Rituxan Shows Similar Benefit With or Without Chemo in Indolent Lymphomas, Study Finds

Rituxan Shows Similar Benefit With or Without Chemo in Indolent Lymphomas, Study Finds

Using Rituxan (rituximab) as first-line treatment for indolent — or slow-growing — lymphomas leads to similar long-term survival as regimens containing both Rituxan and chemotherapy, a study shows.

The approach also eliminated the need for additional treatments in one-third of patients, and and 36% never needed chemotherapy, significantly reducing their burden of adverse effects.

The study, “Chemotherapy-Free Initial Treatment of Advanced Indolent Lymphoma Has Durable Effect With Low Toxicity: Results From Two Nordic Lymphoma Group Trials With More Than 10 Years of Follow-Up,” was published in the Journal of Clinical Oncology.

Survival rates for indolent lymphomas have significantly improved in recent decades, now reaching a median of approximately 20 years. The combination of chemotherapy and Rituxan is the mainstay first-line treatment for those who exhibit symptoms and have high tumor burden.

However, the optimal timing, sequence, and choice of chemotherapies are still up for debate. Also, with the extended survival of these patients, researchers are looking for options that keep short- and long-term adverse effects to a minimum.

To find out whether  a chemotherapy-free regimen would be feasible as first-line treatment for indolent lymphoma patients, researchers in Sweden examined data from two Nordic Lymphoma Group trials with long-term follow-up.

The trials included 321 patients between 1998-1999 and 2002-2008. Most (84%) had follicular lymphoma, and the rest had either marginal zone lymphoma, small lymphocytic lymphoma, or indolent lymphoma not otherwise specified.

Participants received four weekly doses of Rituxan and were eligible for a second four-week round if they responded to the first cycle. Half the patients also received interferon alfa-2a, intended to increase responses to Rituxan.
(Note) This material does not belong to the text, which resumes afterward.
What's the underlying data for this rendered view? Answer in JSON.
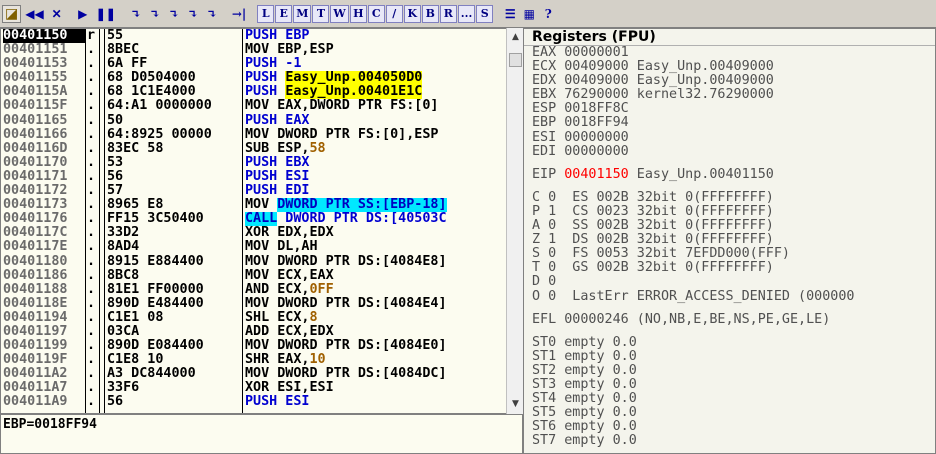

After a median follow-up of 10 years and seven months, 73% of patients were still alive, which “is at least as good as that observed in modern immunochemotherapy trials,” researchers said.

Survival rates were significantly better among patients who responded to the first cycle of treatment, with 79% of responders living 10 years or more, versus 58% of non-responders. The addition of interferon did not improve survival in the long term.

During this period, 117 patients (36%) never needed chemotherapy, but 24 of these received antibody or radiation therapy.

Among those with indolent lymphoma, disease progression within the first two years of treatment with Rituxan and chemotherapy is predictive of very short survival times.

In the trials, patients who experienced early disease progression after Rituxan treatment were 70% more likely to die during the follow-up, compared to those with late progression. Still, more than half of these patients remained alive for 15 years or more, researchers found.

In 63 patients, the indolent lymphoma transformed into a more aggressive type after a median 4.2 years. This was the first event requiring chemotherapy in half of these patients, and led to a significant drop in median overall survival — only 47% lived past the five-year mark.

Researchers also found that patients with follicular lymphoma had a 90% lower rate of transformation than the remaining patients, even after adjusting for sex and other variables.

Adverse events were few both in the short and long term. Thirty-seven patients developed a second primary cancer, but the rates were similar both in patients who received chemotherapy and those who never needed it.

“Our data indicate that a chemotherapy-free initial approach in patients with indolent lymphoma is associated with an [overall survival] comparable with that found in other studies of first-line immunochemotherapy,” researchers concluded.